Cette arnaque existe depuis les années 2000 au Québec. En 2025-2026, elle est devenue exponentiellement plus dangereuse avec le clonage vocal par intelligence artificielle.
Le mécanisme classique : panique, urgence, isolement
L’arnaque des grands-parents repose sur trois leviers psychologiques précis, et les escrocs les appliquent comme un script rodé depuis des années.
Premier levier : l’urgence absolue. L’appel survient tôt le matin ou en soirée — des moments où le cerveau est moins alerte.
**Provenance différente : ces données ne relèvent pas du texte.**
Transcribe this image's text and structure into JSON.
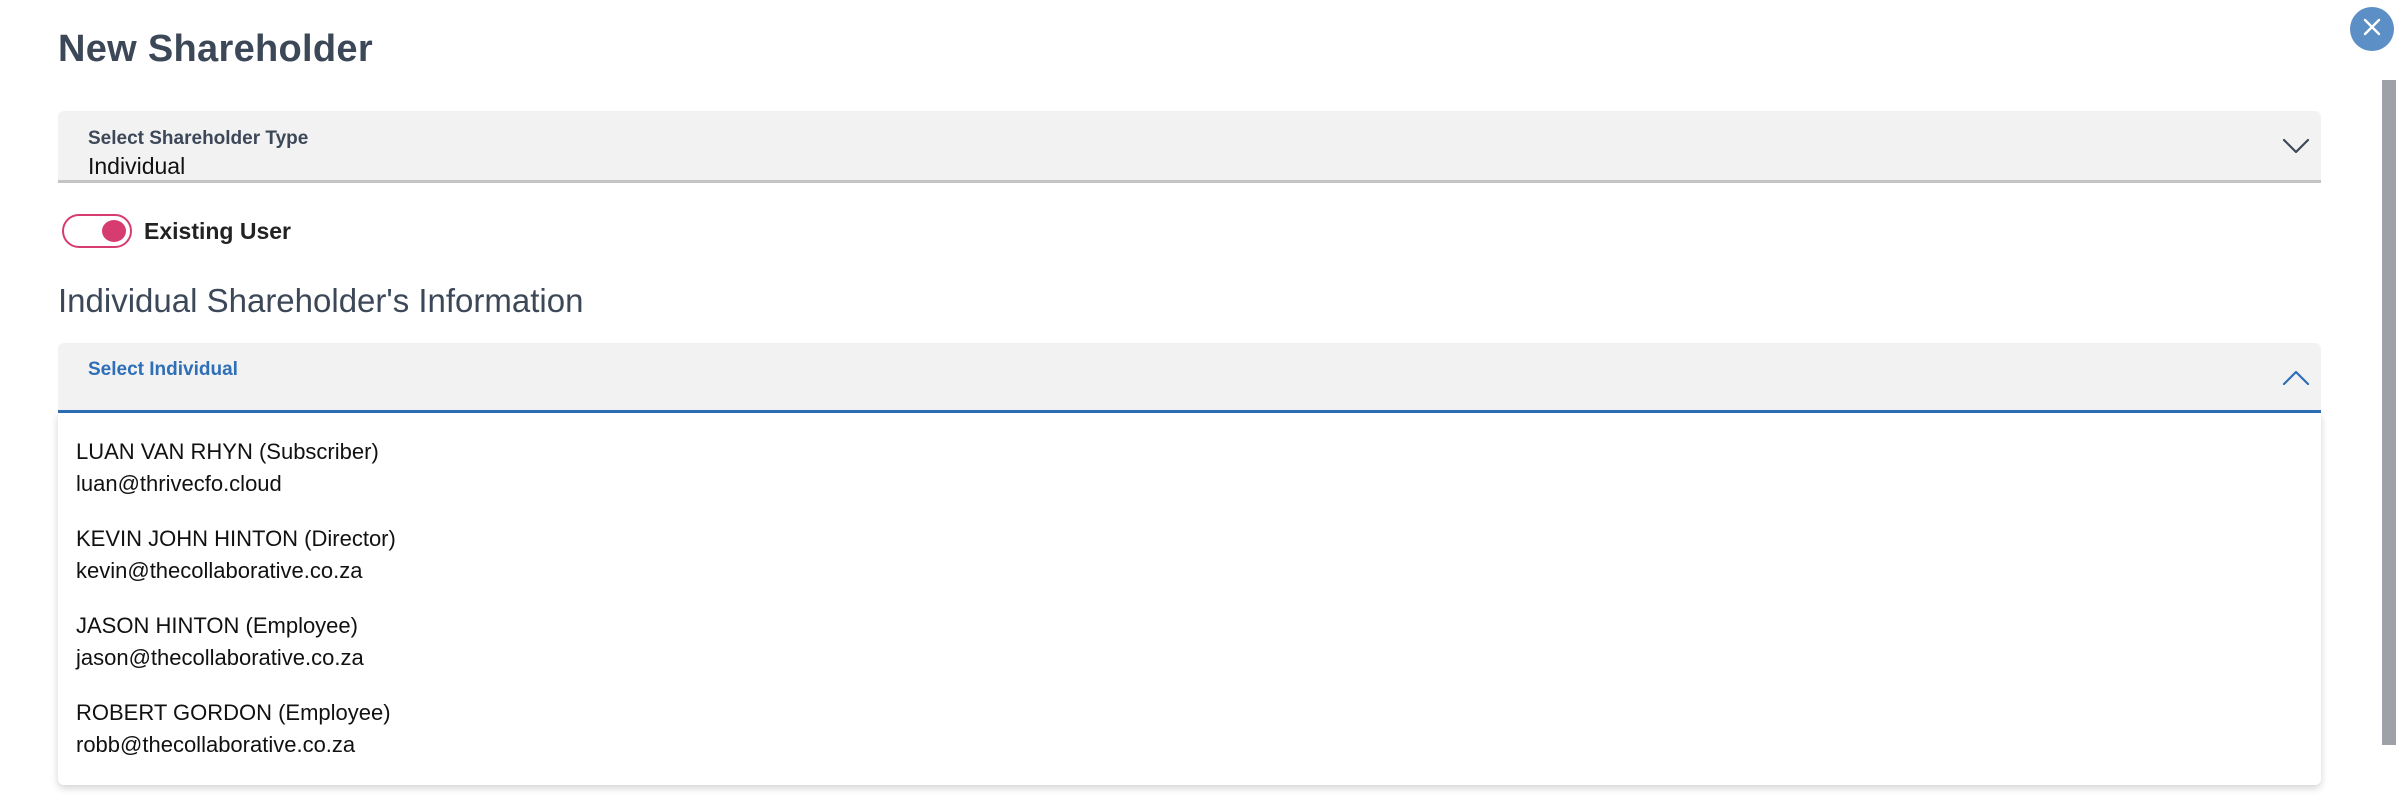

La situation présentée nécessite une action immédiate. “Il faut payer avant 17h sinon le juge signe l’ordonnance de détention.” Pas le temps de réfléchir, pas le temps de vérifier.
Deuxième levier : l’isolement. “S’il te plaît, ne dis rien à ta fille, elle est enceinte et ce stress pourrait lui faire du mal.” Ou : “Papa ne doit pas savoir, ça l’inquiéterait pour rien.” L’escroc coupe délibérément la victime de son réseau de soutien — exactement les personnes qui pourraient vérifier l’histoire.
Troisième levier : l’autorité de l’intermédiaire. Le proche appelle en premier, établit l’histoire émotionnelle. Puis arrive un “avocat”, un “agent de police”, ou un “fonctionnaire du tribunal” — une voix professionnelle, calme, autoritaire, qui donne une apparence de légitimité à la demande.
Le mode de paiement choisi n’est jamais anodin. Argent comptant récupéré par un coursier (souvent un complice qui se présente à la porte), cartes-cadeaux iTunes ou Google Play, virement Interac non annulable, ou — de plus en plus — cryptomonnaie dans un guichet ATM Bitcoin. Ces méthodes partagent un point commun : elles sont irréversibles et impossibles à tracer rapidement.
Selon le Centre antifraude du Canada (CAFC), les pertes liées aux fraudes ciblant les aînés ont dépassé 83 millions de dollars en 2023 au Canada — et la grande majorité des cas ne sont jamais signalés par honte ou confusion.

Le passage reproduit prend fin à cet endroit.